Steering is slow, as you'd expect from a bike weighing 267kg, but it tracks smoothly in the turns and feels stable. The sow seat is comfy and the riding position fairly neutral. You could easily ride for a full day without succumbing to sore wrists or arse.
The V4 engine is the centrepiece of the VFR. It has masses of grunt - more than the previous version and retains the characterful V4 bark from the exhaust. You barely need to take the engine above 4000rpm, but when you do its takes off, howling just like an RC30. The gearbox is among the slickest out there.
The finish on the VFR1200 is excellent - exactly what you'd expect from Honda. It comes with the usual, solid Honda reliability.
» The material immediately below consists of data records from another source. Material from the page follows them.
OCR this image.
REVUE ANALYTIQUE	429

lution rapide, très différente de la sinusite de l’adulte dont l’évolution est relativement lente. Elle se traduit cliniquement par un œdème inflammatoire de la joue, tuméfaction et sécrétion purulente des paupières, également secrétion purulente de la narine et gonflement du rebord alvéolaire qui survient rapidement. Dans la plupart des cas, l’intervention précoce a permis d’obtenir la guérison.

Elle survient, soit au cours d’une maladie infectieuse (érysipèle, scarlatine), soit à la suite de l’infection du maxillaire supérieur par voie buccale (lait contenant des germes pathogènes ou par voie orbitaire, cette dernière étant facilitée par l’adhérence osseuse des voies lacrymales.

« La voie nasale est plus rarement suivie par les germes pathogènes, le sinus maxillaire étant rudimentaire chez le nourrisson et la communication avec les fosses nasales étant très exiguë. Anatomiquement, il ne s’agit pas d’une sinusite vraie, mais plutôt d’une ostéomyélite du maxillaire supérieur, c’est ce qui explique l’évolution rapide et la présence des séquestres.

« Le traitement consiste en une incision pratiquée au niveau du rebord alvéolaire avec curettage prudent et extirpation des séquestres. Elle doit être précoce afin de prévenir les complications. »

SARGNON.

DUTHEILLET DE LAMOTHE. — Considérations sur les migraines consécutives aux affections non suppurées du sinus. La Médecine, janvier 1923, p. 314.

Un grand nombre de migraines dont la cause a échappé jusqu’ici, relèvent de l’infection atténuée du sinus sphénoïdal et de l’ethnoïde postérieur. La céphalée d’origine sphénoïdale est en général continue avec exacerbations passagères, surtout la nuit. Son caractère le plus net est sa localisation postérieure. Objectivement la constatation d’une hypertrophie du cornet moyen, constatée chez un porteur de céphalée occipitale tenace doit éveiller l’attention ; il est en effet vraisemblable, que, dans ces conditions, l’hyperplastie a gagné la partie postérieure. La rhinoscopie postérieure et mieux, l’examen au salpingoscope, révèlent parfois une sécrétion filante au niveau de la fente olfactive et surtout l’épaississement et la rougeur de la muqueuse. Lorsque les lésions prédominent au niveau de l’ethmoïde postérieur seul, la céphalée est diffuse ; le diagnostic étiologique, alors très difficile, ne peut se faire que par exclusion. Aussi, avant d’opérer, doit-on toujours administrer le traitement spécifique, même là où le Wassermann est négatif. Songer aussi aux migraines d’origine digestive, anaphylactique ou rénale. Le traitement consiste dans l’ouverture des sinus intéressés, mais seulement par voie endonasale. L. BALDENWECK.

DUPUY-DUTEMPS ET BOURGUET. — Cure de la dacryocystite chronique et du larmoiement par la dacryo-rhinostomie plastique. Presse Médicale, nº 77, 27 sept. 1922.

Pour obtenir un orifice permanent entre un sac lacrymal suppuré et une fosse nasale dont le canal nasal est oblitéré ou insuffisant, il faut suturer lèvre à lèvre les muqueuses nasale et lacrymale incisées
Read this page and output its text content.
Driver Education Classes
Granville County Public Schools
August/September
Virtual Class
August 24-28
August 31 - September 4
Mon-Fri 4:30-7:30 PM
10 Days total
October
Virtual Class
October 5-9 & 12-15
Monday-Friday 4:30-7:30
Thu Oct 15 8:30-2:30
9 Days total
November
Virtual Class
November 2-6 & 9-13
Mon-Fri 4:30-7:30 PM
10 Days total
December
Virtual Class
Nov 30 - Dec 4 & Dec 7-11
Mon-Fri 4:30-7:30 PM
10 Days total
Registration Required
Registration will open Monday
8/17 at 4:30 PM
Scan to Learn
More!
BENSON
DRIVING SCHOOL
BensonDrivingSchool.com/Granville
Honda VFR1200F used buyers' guide
First published 10 June 2016 by Phil West
Oddly enough the VFR12 is better as a used buy than it was a new one. I tested the eagerly awaited 1200 for MCN at the press launch in late 2009 (it went on sale in spring 2010) and wrote those cutting words above. I stand by them now. And riding this minty, slightly updated 2012 version from Balderston brings it all flooding back.
Don’t get me wrong, the VFR12 is not a bad bike. Quite the opposite in fact: it’s a very good one. The natural ergonomics are typically Honda; the big V4 deliciously tractable and charismatic; the suspension and brakes good without dazzling and the whole plot, though undeniably big and heavy, is stable, predictable and classy.
This is a big-mileage motorway eater par excellence, very much in the K1300S mould, but with a uniquely-slick Honda gloss. The only thing that disappoints, slightly, is that the VFR has never been, not even when new, bang up to date. Oh sure, there’s the clever, semi-automatic DCT version, but this one doesn’t have that. There’s no fancy rider modes, no Ducati-style colour screens and no BMW electric suspension. And for a much-hyped, all-new, flagship grand tourer in 2010, there simply should have been.
How about this one?
The above example, in the rarer but somehow more handsome and timeless metallic black option, has clearly been pampered and well looked-after. With just 14k-odd miles it’s still young and tight with no discernible wear and tear and only the faintest sign of corrosion on the mainstand. There are no marks worth mentioning in the glossy paint, no blueing on the discs and, what’s more, being the slightly improved 2012 model, it benefits from the 0.5-litre bigger fuel tank, improved seat and fuelling, plus switchable traction control.
Lots. This VFR’s about as loaded as they come, and mostly with top quality goodies such as genuine Honda panniers and topbox, heated grips, aftermarket can and Vario screen so you’re unlikely to need to shell out any more to get it up to full touring spec. It’s also well-protected with R&G crash mushrooms, a sensible move considering the complexity and price of the VFR’s fairing panels, although the protectors themselves aren’t to everyone’s taste.
There’s no denying that the VFR1200 wasn’t the success Honda hoped for when the big V4 was launched in 2010, being under-equipped, over-priced and having too short a fuel range. As a used buy today, however, especially when it’s the 2012-on version with improved range and specification, it’s a tempting proposition. Used prices have plummeted far more than most Hondas with the consequence that 2012-reg bikes, which were £14k new can be under half that today, fully loaded ones (like this) cost a little more and 2010s, shockingly, can be under £5000.
And for a classy, effective, well-built Honda sports-tourer with a largely unblemished reliability record and a unique V4 power delivery, that’s tempting indeed.
Thanks to: Balderston, Peterborough.
At over £12,000 the VFR1200F is hardly cheap and has been universally criticised. At this price it needs something which sets it quite apart from the rest of the competition, which the Honda lacks. More capable tourers can be had for a similar price.
Rival bikes include the BMW K1300S and K1300GT, or Kawasaki's ZZR1400 and GTR1400.
For 2012 the big VFR gets Honda's Traction Control System, which is reassuring in tricky conditions with the grunty motor. Comes with ABS which gives a bit more confidence on the brakes and is a welcome safety net. For some strange reason Honda decided to switch the indicator toggle and horn round.